06/02/2026
Who Cares? They’re Prisoners.
The other day somebody said something to me that I’ve heard a hundred times.
“Who cares? They’re prisoners.”
And honestly, if you’ve never had a loved one incarcerated, I understand why that’s the reaction.
But here’s the problem.
More than 90% of the people currently sitting in Utah prisons are coming home.
Not someday.
Not maybe.
They’re coming home.
They’re moving into neighborhoods.
They’re getting jobs.
They’re raising kids.
They’re sitting next to people in church.
They’re becoming part of communities again.
So whether you care about prisoners or not, you should care about what happens to them while they’re in prison.
Because whatever is happening inside those walls eventually walks right back out the front gate.
Over the last year, I’ve spent hundreds of hours reading letters, grievances, emails, public records, and reports from incarcerated people, family members, volunteers, and treatment providers.

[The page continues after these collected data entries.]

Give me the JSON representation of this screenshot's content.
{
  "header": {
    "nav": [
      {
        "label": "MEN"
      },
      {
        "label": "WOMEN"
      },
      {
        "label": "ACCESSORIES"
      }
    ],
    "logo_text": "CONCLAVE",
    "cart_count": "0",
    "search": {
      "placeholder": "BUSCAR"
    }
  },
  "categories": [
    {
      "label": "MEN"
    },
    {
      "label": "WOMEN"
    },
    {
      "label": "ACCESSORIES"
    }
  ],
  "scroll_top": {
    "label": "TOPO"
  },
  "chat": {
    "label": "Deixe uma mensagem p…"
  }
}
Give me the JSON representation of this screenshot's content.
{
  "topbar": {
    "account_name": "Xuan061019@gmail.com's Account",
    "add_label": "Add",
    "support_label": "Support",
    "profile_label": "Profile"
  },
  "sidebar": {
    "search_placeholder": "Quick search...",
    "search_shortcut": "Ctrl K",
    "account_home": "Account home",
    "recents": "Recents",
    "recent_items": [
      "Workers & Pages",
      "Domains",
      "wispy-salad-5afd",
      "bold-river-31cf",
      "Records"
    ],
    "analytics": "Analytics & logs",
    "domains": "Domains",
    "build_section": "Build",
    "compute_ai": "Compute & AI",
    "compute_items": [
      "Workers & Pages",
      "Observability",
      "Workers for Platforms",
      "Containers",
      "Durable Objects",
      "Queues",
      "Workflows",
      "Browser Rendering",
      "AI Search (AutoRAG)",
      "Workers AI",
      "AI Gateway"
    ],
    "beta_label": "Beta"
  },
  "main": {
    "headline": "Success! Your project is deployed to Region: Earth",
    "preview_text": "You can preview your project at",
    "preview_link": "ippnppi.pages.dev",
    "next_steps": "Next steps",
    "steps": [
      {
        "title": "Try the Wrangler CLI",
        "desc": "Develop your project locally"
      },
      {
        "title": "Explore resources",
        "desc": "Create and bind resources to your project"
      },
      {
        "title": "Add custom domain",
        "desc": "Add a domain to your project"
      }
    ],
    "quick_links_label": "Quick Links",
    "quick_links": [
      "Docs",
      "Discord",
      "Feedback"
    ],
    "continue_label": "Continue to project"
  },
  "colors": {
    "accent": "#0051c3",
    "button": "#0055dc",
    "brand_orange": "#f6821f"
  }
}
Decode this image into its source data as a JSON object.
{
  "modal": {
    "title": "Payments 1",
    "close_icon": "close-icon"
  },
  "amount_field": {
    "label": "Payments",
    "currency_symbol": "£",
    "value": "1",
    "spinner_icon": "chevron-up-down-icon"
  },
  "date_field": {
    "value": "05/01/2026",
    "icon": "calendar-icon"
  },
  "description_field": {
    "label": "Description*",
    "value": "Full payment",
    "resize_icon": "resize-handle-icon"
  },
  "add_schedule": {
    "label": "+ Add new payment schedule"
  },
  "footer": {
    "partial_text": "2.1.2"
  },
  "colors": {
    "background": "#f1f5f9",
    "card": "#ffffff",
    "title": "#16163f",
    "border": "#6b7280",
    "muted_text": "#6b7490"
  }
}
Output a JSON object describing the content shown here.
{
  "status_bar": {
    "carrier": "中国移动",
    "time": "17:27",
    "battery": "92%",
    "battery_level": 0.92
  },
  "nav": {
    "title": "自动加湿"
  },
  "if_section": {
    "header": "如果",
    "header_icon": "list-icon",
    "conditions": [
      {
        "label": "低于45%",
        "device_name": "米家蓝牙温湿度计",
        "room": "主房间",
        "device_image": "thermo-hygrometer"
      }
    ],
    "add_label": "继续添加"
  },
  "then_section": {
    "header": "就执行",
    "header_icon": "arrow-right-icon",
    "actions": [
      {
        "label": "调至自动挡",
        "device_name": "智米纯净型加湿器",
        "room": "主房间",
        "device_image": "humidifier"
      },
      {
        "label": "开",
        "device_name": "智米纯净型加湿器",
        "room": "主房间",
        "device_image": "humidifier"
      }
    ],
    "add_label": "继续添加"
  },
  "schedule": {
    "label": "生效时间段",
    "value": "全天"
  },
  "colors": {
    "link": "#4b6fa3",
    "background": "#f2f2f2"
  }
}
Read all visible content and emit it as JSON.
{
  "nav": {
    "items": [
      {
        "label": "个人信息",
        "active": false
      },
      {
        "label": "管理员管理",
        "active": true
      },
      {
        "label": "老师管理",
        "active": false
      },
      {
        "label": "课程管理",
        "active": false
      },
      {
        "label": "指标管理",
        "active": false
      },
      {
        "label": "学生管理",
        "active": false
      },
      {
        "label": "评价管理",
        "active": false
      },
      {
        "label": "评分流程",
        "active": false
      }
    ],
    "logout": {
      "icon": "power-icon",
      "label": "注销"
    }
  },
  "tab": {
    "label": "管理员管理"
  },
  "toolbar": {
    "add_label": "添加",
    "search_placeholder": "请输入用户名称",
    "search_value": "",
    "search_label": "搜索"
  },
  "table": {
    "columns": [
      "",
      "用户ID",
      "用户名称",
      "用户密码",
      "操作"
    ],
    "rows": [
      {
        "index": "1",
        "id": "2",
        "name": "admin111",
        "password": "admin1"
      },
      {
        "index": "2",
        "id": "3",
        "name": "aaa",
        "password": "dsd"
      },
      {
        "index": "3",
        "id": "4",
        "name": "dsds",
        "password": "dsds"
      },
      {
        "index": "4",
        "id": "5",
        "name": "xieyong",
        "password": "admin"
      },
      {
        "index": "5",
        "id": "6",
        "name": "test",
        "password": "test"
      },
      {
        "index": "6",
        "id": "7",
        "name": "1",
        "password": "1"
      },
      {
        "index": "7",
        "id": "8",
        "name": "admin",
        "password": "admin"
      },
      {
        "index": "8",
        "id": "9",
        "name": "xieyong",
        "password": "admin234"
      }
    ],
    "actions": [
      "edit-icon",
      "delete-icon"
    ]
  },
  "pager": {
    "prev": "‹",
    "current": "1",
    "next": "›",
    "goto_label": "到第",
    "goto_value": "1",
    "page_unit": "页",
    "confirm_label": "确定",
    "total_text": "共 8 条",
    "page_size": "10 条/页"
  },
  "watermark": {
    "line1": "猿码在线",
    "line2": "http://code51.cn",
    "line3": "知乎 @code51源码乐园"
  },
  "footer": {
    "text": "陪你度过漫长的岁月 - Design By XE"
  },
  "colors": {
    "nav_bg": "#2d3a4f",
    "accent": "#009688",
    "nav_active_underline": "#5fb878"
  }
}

And what strikes me isn’t any one story.
It’s how often the stories sound the same.
One person reports being told they need a program before parole, but can’t get into the program.
Another reports a medication interruption.
Another reports losing access to mental health treatment after a transfer.
Another reports waiting weeks for medical attention.
Another reports being locked down for days with limited movement.
A single complaint doesn’t prove anything.
But when the same complaints keep showing up from people who don’t know each other, at some point you have to stop asking whether the people are connected and start asking whether the problem is.
That’s why prison reform matters.
Not because prison should be comfortable.
Not because people shouldn’t be held accountable.
Because taxpayers are spending millions of dollars to produce an outcome.
The outcome is supposed to be safer communities.
If people are leaving prison more unstable, less healthy, less educated, and less prepared for life than when they entered, then we’re not getting the outcome we’re paying for.